Bien visto, los caminos son indistintos: se puede pasar del fútbol físico al técnico; o del pragmatismo al virtuosismo. El punto es que se debe definir un punto de partida y otro de llegada. ¿Dónde se encuentra Perú? El lector adivina: en ningún lado.
Aquí la idealización de la década del 70 ha tenido dos graves costos: permear en el imaginario colectivo una idea de fútbol arcaica, entre la pirueta y la “elegancia”, en absoluto aplicable al fútbol moderno; y por otro, construir un pasado mítico (que recuerda al peso de la Arcadia colonial que criticaba Salazar Bondy) que es más rémora que estímulo. Basta recordar que los últimos triunfos peruanos a cualquier nivel (la Sudamericana de Cienciano, la clasificación de los ‘jotitas’ de Oré o el tercer puesto de Markarián en la Copa América) no han sido sino demostraciones de un fútbol ordenado, austero y, en el mejor de los casos, contragolpeador. El logro ha sido sincerar los recursos locales; el alivio, la indiferencia del hincha que no espera nada y, por tanto, está dispuesto a sacrificar su gusto por una victoria; la factura, uno que otro disgusto periodístico, como el del ratoneo.

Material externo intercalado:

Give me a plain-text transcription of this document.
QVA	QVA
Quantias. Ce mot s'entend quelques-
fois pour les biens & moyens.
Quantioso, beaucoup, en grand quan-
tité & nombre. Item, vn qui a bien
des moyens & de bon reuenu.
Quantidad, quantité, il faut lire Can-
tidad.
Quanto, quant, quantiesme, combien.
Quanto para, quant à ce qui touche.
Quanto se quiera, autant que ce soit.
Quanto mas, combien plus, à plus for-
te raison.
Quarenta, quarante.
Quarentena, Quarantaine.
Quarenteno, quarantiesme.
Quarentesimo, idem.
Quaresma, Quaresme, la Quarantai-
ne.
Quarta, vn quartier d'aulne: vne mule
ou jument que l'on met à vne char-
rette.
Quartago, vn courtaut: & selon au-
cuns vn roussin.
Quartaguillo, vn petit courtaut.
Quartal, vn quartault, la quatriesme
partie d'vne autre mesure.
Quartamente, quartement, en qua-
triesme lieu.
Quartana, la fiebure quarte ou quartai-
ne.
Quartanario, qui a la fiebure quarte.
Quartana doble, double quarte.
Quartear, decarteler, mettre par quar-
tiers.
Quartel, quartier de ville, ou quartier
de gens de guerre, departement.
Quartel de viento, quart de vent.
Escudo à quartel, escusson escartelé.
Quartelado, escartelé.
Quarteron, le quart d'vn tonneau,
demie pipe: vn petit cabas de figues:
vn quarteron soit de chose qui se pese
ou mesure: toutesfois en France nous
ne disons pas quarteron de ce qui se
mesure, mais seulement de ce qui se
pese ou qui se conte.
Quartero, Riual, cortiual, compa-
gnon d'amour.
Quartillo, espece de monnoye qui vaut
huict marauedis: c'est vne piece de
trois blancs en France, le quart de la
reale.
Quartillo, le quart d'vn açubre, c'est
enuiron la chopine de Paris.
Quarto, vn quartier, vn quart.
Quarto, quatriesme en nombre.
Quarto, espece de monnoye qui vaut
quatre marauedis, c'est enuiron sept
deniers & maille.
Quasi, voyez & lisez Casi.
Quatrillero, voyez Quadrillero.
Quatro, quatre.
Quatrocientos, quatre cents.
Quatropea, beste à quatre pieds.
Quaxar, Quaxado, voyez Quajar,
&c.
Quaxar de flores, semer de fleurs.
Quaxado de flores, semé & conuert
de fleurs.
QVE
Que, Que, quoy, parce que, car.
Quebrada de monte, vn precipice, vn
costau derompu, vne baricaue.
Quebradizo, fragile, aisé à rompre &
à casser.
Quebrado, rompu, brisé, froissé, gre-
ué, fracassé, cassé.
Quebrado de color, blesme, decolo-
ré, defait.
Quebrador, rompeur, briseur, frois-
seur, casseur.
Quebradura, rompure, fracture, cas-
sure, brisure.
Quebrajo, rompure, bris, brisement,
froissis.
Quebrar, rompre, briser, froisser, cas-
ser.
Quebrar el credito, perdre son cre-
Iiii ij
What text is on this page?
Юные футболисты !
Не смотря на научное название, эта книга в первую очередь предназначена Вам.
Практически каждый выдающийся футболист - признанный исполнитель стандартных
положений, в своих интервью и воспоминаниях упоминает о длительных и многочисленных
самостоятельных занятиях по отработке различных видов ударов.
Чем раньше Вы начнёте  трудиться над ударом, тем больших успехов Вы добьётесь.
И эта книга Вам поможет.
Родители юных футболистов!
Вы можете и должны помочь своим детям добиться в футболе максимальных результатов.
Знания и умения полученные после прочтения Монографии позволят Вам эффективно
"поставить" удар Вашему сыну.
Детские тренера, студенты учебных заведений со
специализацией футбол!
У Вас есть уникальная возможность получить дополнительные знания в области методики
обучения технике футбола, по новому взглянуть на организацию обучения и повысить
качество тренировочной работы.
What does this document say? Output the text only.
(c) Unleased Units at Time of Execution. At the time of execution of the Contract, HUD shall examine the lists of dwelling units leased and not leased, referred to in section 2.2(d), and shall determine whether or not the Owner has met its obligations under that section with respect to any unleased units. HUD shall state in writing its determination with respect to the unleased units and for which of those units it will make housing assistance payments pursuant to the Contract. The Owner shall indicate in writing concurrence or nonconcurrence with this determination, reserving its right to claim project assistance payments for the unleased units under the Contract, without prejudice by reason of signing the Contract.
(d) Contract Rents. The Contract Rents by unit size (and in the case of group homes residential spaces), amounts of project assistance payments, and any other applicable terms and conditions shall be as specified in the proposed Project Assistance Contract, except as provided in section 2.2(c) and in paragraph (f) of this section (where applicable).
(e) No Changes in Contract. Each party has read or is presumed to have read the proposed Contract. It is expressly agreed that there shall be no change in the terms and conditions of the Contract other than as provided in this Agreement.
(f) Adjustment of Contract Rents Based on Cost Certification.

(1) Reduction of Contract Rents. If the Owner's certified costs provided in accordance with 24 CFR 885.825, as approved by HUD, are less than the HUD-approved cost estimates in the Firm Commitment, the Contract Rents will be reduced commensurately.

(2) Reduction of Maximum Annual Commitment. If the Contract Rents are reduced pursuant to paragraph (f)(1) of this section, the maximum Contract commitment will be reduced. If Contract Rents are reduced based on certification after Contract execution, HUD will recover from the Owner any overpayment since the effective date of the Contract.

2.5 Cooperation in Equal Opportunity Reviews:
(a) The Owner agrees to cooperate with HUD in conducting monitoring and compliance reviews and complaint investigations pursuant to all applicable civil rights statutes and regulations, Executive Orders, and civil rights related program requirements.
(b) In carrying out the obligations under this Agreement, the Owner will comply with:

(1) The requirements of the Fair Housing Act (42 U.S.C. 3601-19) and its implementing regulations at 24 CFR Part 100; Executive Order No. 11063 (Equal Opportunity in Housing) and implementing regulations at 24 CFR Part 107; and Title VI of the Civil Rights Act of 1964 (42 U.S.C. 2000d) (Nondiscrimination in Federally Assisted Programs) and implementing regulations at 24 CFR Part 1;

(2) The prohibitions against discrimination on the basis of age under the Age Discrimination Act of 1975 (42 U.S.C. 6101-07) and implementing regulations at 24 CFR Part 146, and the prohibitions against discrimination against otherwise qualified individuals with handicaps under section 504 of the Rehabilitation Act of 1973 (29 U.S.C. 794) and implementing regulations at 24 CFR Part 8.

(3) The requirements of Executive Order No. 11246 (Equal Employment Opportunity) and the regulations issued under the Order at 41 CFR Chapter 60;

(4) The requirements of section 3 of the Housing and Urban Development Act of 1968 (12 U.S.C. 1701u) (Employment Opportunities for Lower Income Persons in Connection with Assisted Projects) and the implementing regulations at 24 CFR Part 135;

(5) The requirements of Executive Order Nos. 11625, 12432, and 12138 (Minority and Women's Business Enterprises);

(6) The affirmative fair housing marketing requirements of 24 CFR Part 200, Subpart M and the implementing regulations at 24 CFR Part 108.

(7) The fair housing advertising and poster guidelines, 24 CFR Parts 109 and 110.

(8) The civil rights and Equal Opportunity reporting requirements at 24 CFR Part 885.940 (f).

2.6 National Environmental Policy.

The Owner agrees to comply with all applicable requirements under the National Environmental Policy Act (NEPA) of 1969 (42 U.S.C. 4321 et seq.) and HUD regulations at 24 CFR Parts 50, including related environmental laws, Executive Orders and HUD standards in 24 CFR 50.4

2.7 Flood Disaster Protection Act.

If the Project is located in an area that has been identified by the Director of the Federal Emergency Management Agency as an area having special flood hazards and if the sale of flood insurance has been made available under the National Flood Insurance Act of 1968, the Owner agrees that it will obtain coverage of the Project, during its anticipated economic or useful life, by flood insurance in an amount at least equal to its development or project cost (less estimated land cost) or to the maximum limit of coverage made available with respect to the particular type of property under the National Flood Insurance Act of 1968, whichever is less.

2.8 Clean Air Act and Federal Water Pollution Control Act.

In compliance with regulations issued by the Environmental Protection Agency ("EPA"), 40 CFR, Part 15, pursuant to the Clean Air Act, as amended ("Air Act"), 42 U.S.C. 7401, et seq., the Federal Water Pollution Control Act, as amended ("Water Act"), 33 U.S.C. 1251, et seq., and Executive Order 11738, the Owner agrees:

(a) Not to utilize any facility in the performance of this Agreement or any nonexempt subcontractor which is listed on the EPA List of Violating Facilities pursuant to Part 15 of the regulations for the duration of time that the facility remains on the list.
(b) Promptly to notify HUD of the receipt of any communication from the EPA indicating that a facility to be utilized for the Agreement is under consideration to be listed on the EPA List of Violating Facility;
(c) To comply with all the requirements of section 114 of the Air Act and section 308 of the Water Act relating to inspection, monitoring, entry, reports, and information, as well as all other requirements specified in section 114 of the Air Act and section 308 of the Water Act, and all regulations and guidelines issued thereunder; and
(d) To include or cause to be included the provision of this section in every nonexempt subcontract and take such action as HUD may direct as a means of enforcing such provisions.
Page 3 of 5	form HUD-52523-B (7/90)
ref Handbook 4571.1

Pero tampoco se podrá construir nada desde esos pálidos destellos, pues lo más importante, la discusión identitaria, no solo no se ha producido en el Perú, sino que no existen voceros capaces de articular, con un mínimo de rigor, las oposiciones respectivas de un debate. El fútbol, no es ocioso recordarlo, es básicamente una construcción social.